The S&P /Case-Shiller Home Price Indices for the first quarter of 2011 came out a few days ago and showed a decline below the previous low water mark from two years ago in almost all regions of the country. I called that 2009 market bottom in Sonoma County at the time and wanted to know if I was going to have to eat my words.
Let me modestly say that I am still not familiar with the taste of crow, but I am looking at recipes just in case. (click on any image to view larger chart)
In parallel with the national sales trends reported this week, but performing at a slightly higher level, Sonoma County’s market bottom that I called in the spring of 2009 has still not been breached. We came close in March, improved slightly in April, and recovered our recent price levels in May. We came close to a new low average sales price in Sonoma County, but for now the worst results in our real estate market are still several years in the past.

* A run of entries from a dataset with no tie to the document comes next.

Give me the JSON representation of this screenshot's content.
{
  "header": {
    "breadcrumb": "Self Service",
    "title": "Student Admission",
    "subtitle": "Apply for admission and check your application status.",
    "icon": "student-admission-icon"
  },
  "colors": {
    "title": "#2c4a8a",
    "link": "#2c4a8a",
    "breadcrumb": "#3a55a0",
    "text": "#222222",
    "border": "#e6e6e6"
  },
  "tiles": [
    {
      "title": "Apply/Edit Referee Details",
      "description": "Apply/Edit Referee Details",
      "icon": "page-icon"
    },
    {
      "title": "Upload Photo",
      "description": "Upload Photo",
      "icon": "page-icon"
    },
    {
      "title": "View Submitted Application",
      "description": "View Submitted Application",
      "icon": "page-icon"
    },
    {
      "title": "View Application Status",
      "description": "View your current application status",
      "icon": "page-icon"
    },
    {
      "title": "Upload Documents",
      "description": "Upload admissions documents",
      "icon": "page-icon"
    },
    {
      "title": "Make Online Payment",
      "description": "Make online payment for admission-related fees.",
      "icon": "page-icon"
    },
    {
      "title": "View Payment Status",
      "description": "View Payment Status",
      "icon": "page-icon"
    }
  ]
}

Are we fully recovered? The answer is clearly a resounding “NO”. Many segments of the market are soft and sagging demand may still push prices beneath our 2009 low. Our peak month for sales volume was in June of 2010 when the first time home buyer tax credits were set to expire. That month over 500 homes were sold in Sonoma County. Our second strongest month was this March, the exact time frame that Case-Shiller said was the weakest time in the last two years. We did soften on price, but had strong volume.
I expected to see strong sales continuing this year, but our volume is diminished for both April and May relative to March. The average dollar value was up, particularly in May, but the number of sales was off by almost 80 homes per month or about 15% off the March peak. Sales are generally slower now compared to last year with this March being better, but April was off by 5% from last year and May was off about 10%.
Many buyers I talk to are worried that the market will continue to decline. I hate to use the term “uncertainty” since it is abused so much as a political tool at the national level, but I think it’s fair to say that everyone in our industry is uncertain about the future.
There are some strong reasons to buy now. Perhaps strongest is that interest rates are low and financing a home is more affordable than any recent time. The flip side of the great rates is that only people with excellent credit are being approved. Woe to the person with a late fee to a department store three years ago. There is almost no ding to your credit too small for the underwriter to seize upon.
Another reasons I give to my buyer clients for being active now is that the inventory is high and the competition is lower than normal. One of the most frustrating problems, particularly for new and first time buyers is that a seller’s market creates extra competition to be the high bidder. In today’s environment (June 2, 2011…not to be confused with any other environment) a buyer is likely to be able to submit an offer and get a response that isn’t a multi-party counter-offer. Sure, there are aggressively priced homes that get multiple offers, but those are the exceptions.
I stuck my neck out two years ago when I called the market bottom. I’m not quite so confident that today’s prices will stay above that spring 2009 pricing. However, I am confident that we are in the right range for the Sonoma County single family home market. I will still tell my clients that buying is a better option than renting for people that are planning to stay in the home for many years. On the other hand, if you’re a young graduate with a short credit history who is paying off student loans, welcome to the rental market…or mom’s basement.